The events of the last few days weigh heavily on me, and apparently writing is my emotional outlet. So this is where I need to process, and that’s what I will do.
My heart is breaking for all the people across the United States that feel like they system is set up against them. Because it is. It’s not some grand conspiracy that includes cell phone towers, the New World Order or lizard people. It’s really very simple. Racism is passed down from family member to family member like a disease. And for so long everyone acted like racism was an active thing. Like a lynching or a hate-inspired beating was the only way you could be racist. For a long time, that was unacceptable, but that’s no longer the case. Now, it’s much more insidious than that.

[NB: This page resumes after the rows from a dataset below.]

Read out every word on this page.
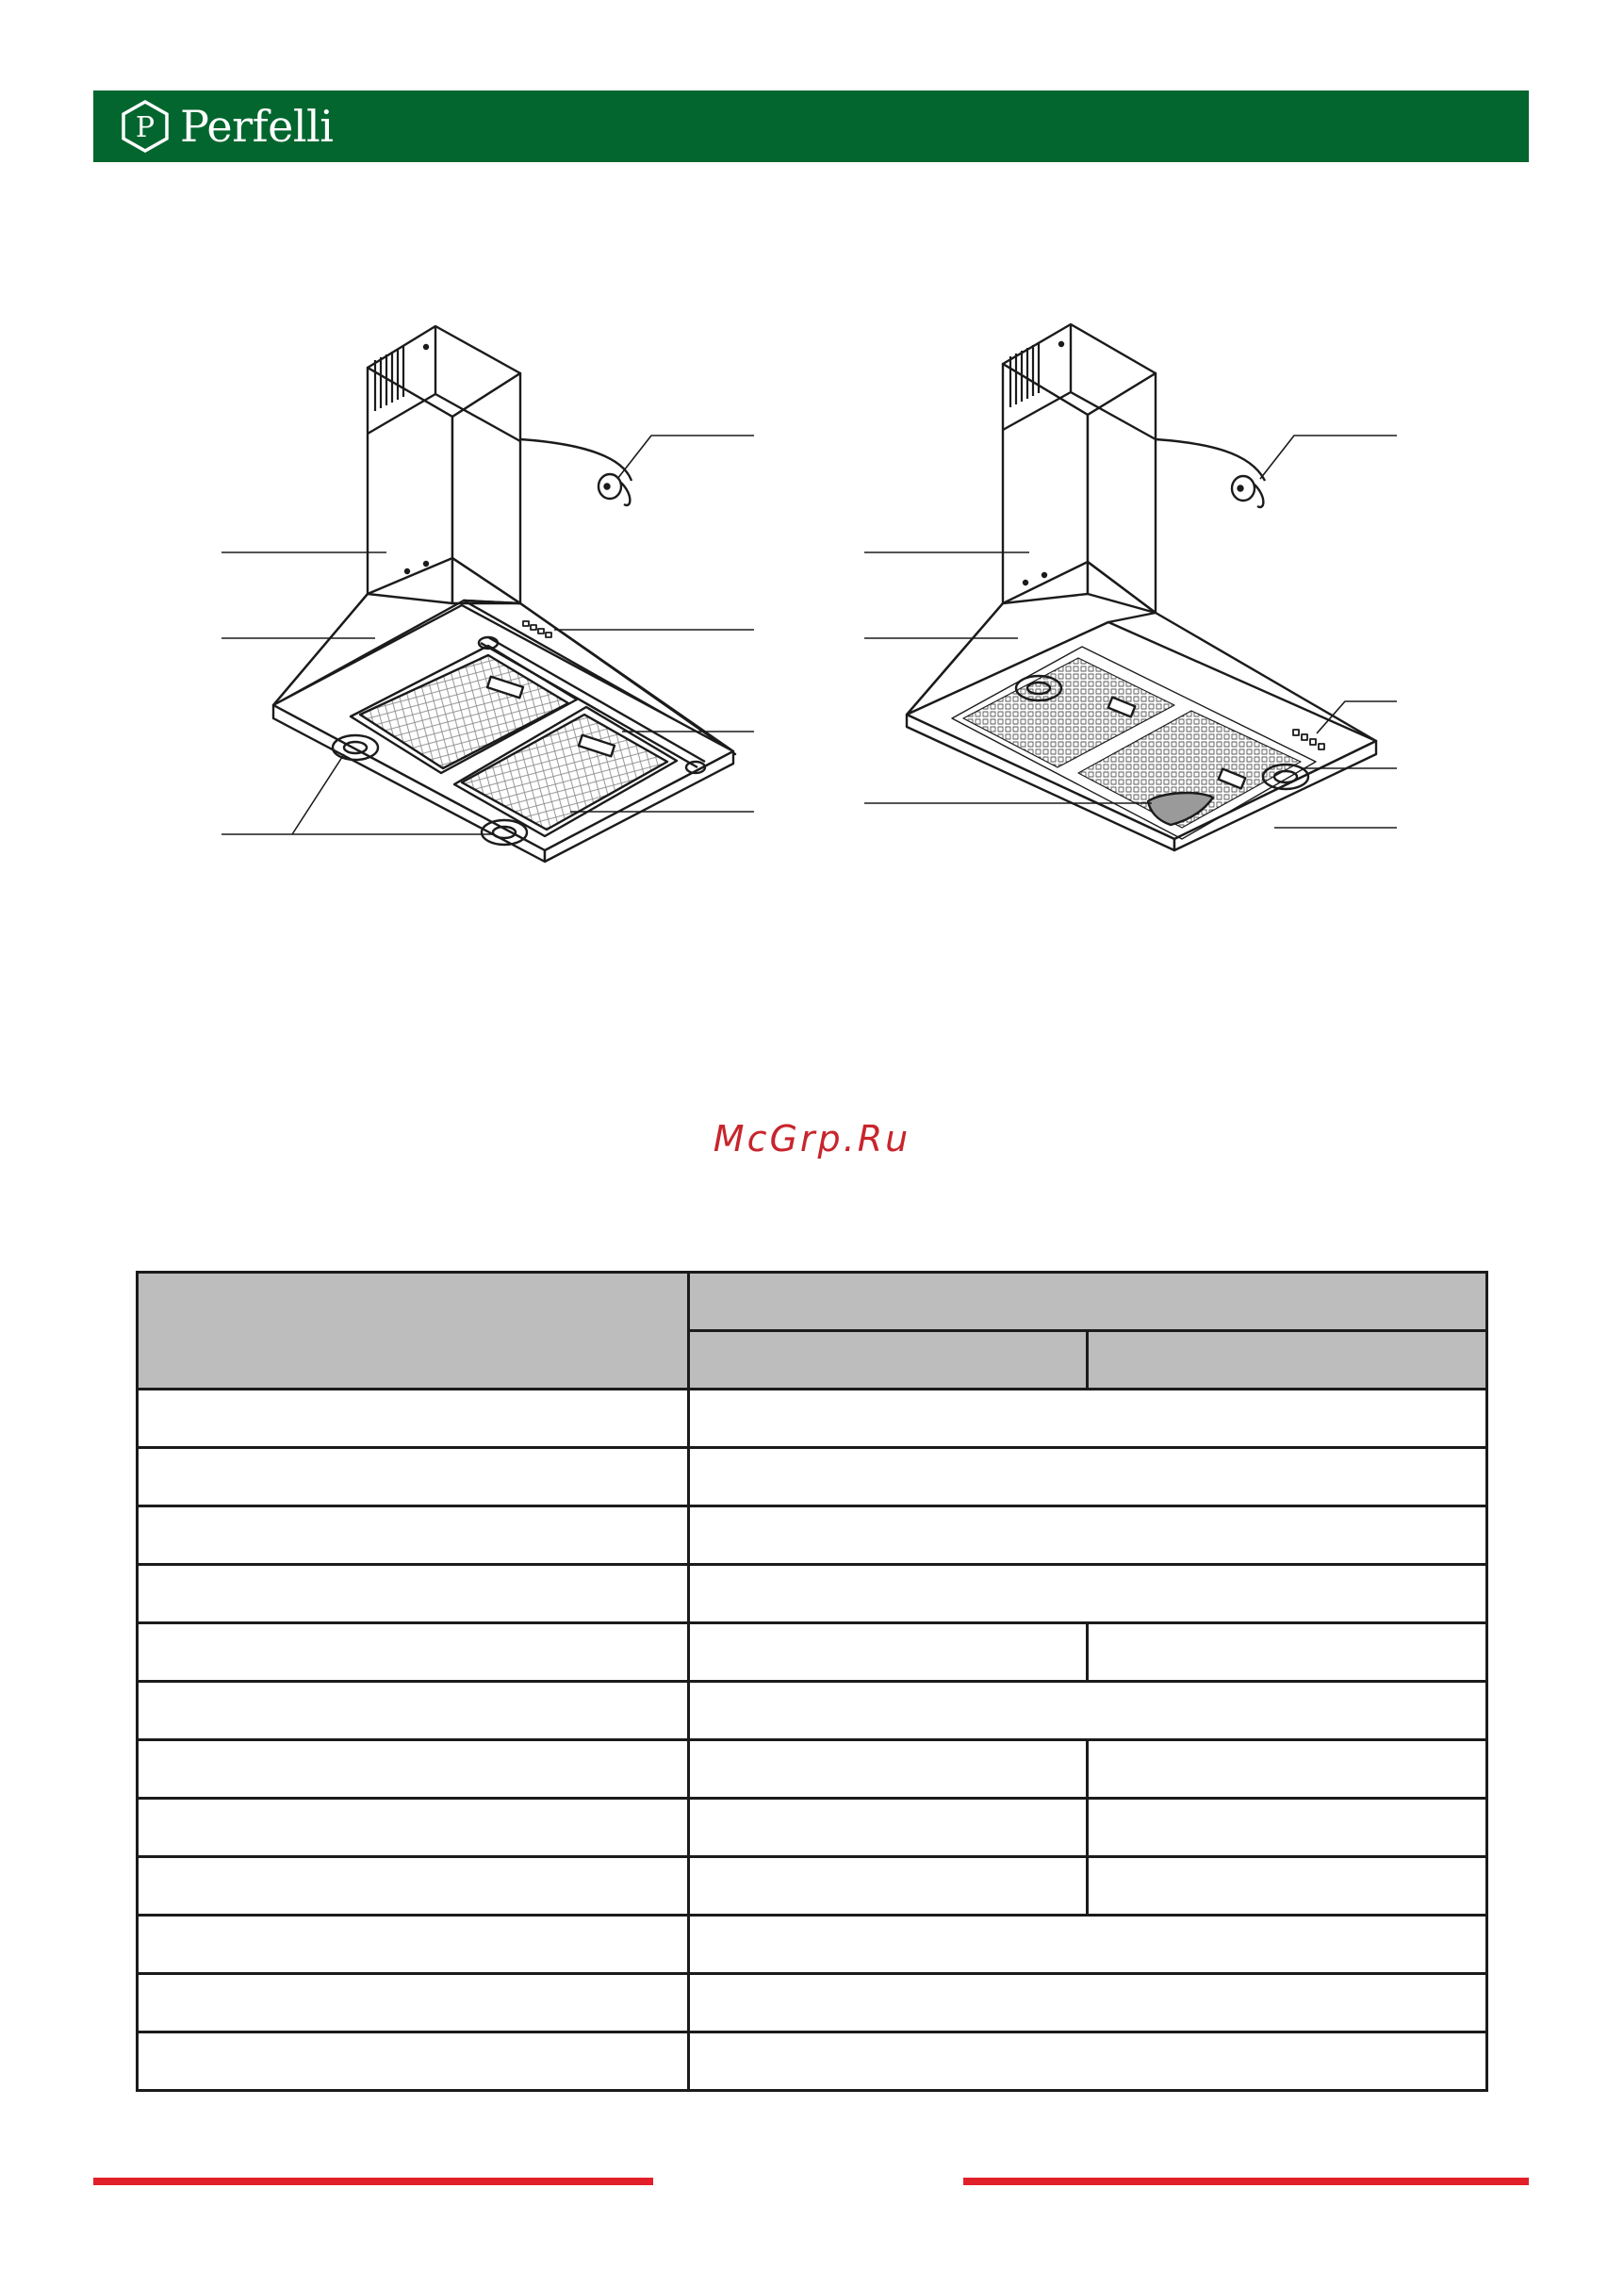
P Perfelli
McGrp.Ru
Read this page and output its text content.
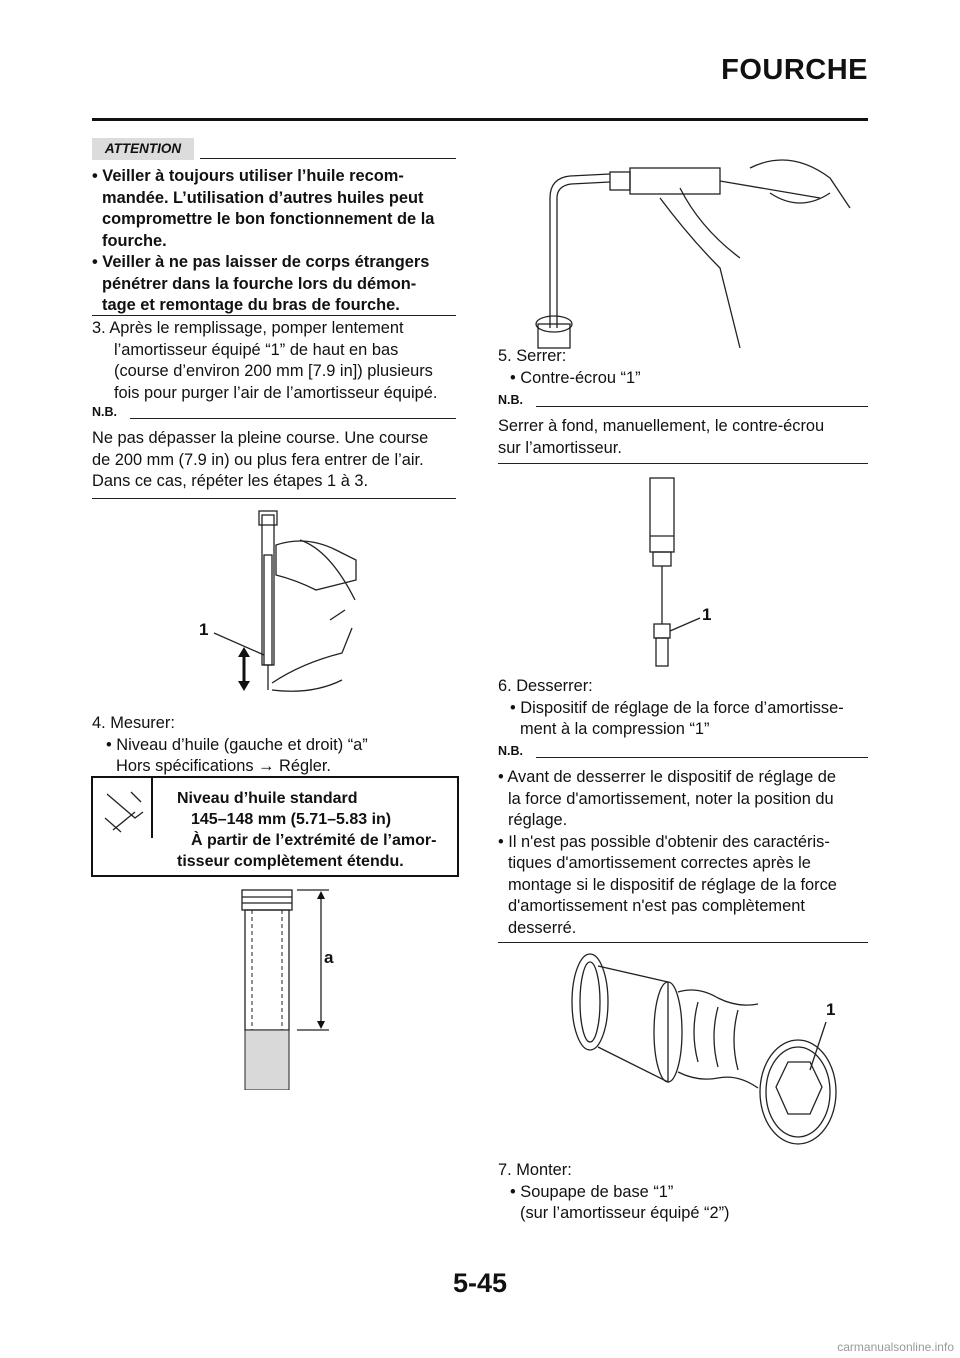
FOURCHE
ATTENTION
• Veiller à toujours utiliser l’huile recom-
mandée. L’utilisation d’autres huiles peut
compromettre le bon fonctionnement de la
fourche.
• Veiller à ne pas laisser de corps étrangers
pénétrer dans la fourche lors du démon-
tage et remontage du bras de fourche.
3. Après le remplissage, pomper lentement
l’amortisseur équipé “1” de haut en bas
(course d’environ 200 mm [7.9 in]) plusieurs
fois pour purger l’air de l’amortisseur équipé.
N.B.
Ne pas dépasser la pleine course. Une course
de 200 mm (7.9 in) ou plus fera entrer de l’air.
Dans ce cas, répéter les étapes 1 à 3.
1
4. Mesurer:
• Niveau d’huile (gauche et droit) “a”
Hors spécifications → Régler.
Niveau d’huile standard
145–148 mm (5.71–5.83 in)
À partir de l’extrémité de l’amor-
tisseur complètement étendu.
a
5. Serrer:
• Contre-écrou “1”
N.B.
Serrer à fond, manuellement, le contre-écrou
sur l’amortisseur.
1
6. Desserrer:
• Dispositif de réglage de la force d’amortisse-
ment à la compression “1”
N.B.
• Avant de desserrer le dispositif de réglage de
la force d'amortissement, noter la position du
réglage.
• Il n'est pas possible d'obtenir des caractéris-
tiques d'amortissement correctes après le
montage si le dispositif de réglage de la force
d'amortissement n'est pas complètement
desserré.
1
7. Monter:
• Soupape de base “1”
(sur l’amortisseur équipé “2”)
5-45
carmanualsonline.info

Police have decades of experience at obfuscating the truth, and it’s the advent of cell phone video that has allowed the truth to be known.
“I have a black friend.” is a refrain so common as a way to say ‘I’m not racist’ that it’s a joke. It’s been a joke for a decade, and I still hear it said. There is a part of it that is profound. The person knows someone of another race. They break the mold. They are not the stereotype that the person expects. And the people who hold theses beliefs see evidence they’re wrong right in front of them, but reject it. They are more willing to accept those beliefs they were raised with than the evidence, a literal friend. And that is profound and sad to me. But it is also informative. As a new parent, it’s critical to know that someone’s upbringing guides their experiences through life, even when faced with evidence to the contrary.
The events of the past weekend have me reflecting on my childhood. I can say unequivocally that I made a lot of inappropriate jokes as a high school-er and college student. I look back on those moments with a degree of shame. I know that I said those things in jest, trying to be inflammatory or illicit a reaction from my friends. I know that even saying that is a form of permissiveness that I would be unlikely to forgive now. And I know I would never want my daughter to say those same things.
Another moment from my childhood that bubbled into my mind is a birthday party. Like most birthday parties around the years 2000-2002, it was a Halo party that included a lot of Blood Gulch (a map on Halo) and probably pizza and soda. At some point during that party, someone decided to make a fort that would be a Ku Klux Klan fort. It included pillows, blankets, and a ping pong table, and if not for the KKK designation, it would have been a great fort. I’ll be honest, a lot of the details are fuzzy, but I know that of about 10 kids (5-6th grade), only myself and one other person refused to join the KKK fort. I remember the feeling of refusing to join, sitting on the couch feeling left out. This is not intended to be some sort of convoluted humble brag. It’s a self-conscious look back on my upbringing and the event’s I experienced as a child that seemed so benign at the time. This was hardly the only experience with what I viewed as benign racism as young person. Xbox Live was rife with racism and inflammatory language. As a kid it’s easy to go with the behavior being modeled.
Knowing what I know now, those ‘benignly racist’ moments were anything but. I am thankful that my parents modeled the behavior that allowed me to sit there on the couch and refuse to join the KKK fort that night, when all the peer pressure in the world said join. But that is clearly not enough. It’s not enough just to not be terrible. We, as middle class white people, need to be more. We need to be anti-racist, as so many instagram and social media posts are saying right now. Confronting benign racism isn’t easy, but it’s the only way forward to equality.
My wife and I just watched a great webinar on raising children to understand race dynamics from EmbraceRace.org. Link to webinar. The most important take away that I had from the webinar was that if you want your child to behave a particular way, model it. If you want them to stand up to racism, model it. I am proud of the behavior that was modeled for me in my life that allowed me to sit on the couch and not join the KKK fort, but I want to take it one step further. Racist jokes are the target, because that was OK for me growing up. Even in the basement of houses where no person of color hear the words spoken, it was damaging. The same as using the word ‘gay’ as a slang for the negative. It wasn’t until college that I realized how ignorant it sounded and changed my behavior.
So my hope for my daughter is that I can bring her up not only avoiding doing harm, but being the kind of ally needed in the struggle for equality. Because while there are claims of equality, anyone with a critical eye knows that’s not true. The people in the street know it’s not true. The police profiling minorities know it’s not true.
Do you know it’s not true? I’d be happy to discuss with you in a civil setting. The only way forward is together, but together won’t include everyone. Will you be a part?